MACSum: A Python repository from Penn State NLP Group

MACSum

This repository maintains dataset, metrics, and models for TACL 2023 paper MACSum: Controllable Summarization with Mixed Attributes.

Overview

MACSum is the first human-annotated summarization dataset for controlling mixed attributes. It contains source texts from two domains, news articles and dialogues, with human-annotated summaries controlled by five designed attributes (Length, Extractiveness, Specificity, Topic, and Speaker).

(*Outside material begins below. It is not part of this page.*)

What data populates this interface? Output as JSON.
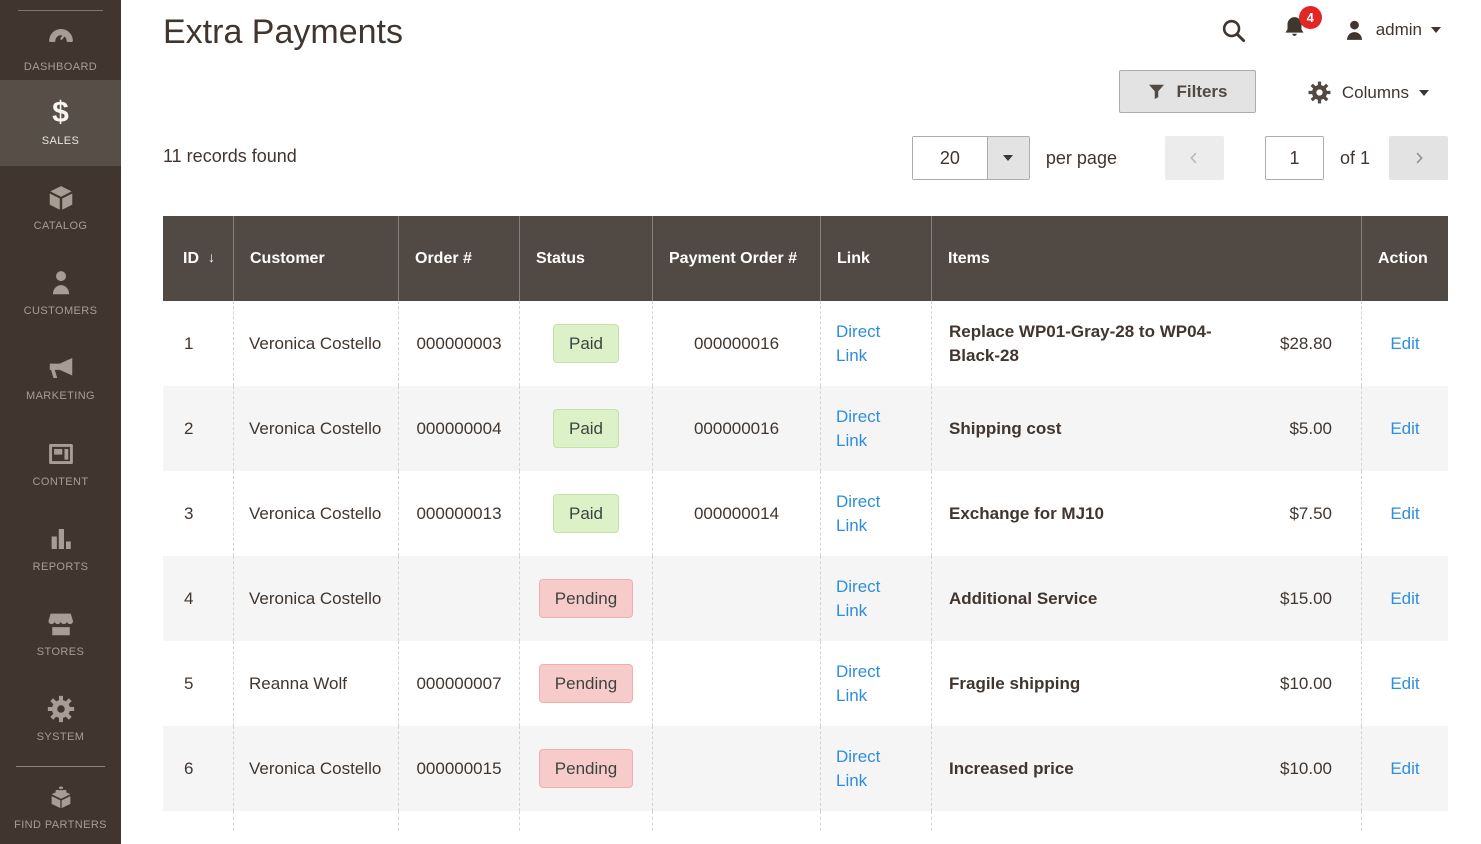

Here is an example of MACSum. For the same input source text, the system needs to generate different reference summaries (green boxes) for different mixed control attributes (orange boxes).

Dataset

Statistics

Statistics of MACSum consist of two parts: MAC-Doc from CNNDM and MAC-Dial from QMSum. Source Len., Ref. Len. are tokens in source and reference. Topic, Speaker are averaged number of topics/speakers.

Json Files

One can access the train/valid/test set of MACSum via dataset folder which includes macidal for dialogue domain and macdoc for document domain. The format of one instance in json data is as follows:

{
    "metadata": {          // source text information, one can use metadata to locate the original text
      "dataset": "cnndm",  // origin dataset of source text
      "split": "test",     // split of origin dataset
      "file_id": 339       // id of this split
    },
    "source": [ ... ]      // source text split by sentences/turns in macdoc/macdial dataset
    "references": [        // multiple samples containing the same source with different control_attributes       
      {
        "control_attribute": {       // the same as control attributes in paper
          "length": "short",
          "extractiveness": "normal",
          "specificity": "normal",
          "topic": "",
          "Speaker": ""             // only macdial has this field
        },
        "summary": "The 2014 Khumbu Icefall on Everest caused 16 Nepali deaths last year, resulting in at the end of the Nepal season. Mountaineers return to Everest after the deadly 2014 season. To avoid the deadly area, changes were made to the routes. Climbing permits have increased this year.",
        "title": "Nepal Opens Mount Everest Side After 2014 Tragedy",  // title of the summary
        "relevant_turns": [   // two formats: 1) [start, end] (inclusive), or 2) a single number for that turn 
          [
            0,
            49
          ],
          55
        ]
      }, 
      ...
    ]
}

Metrics

We propose two automatic metrics for evaluating the degree of control of generated summary: Control Error Rate (CER) & Control Correlation (CC)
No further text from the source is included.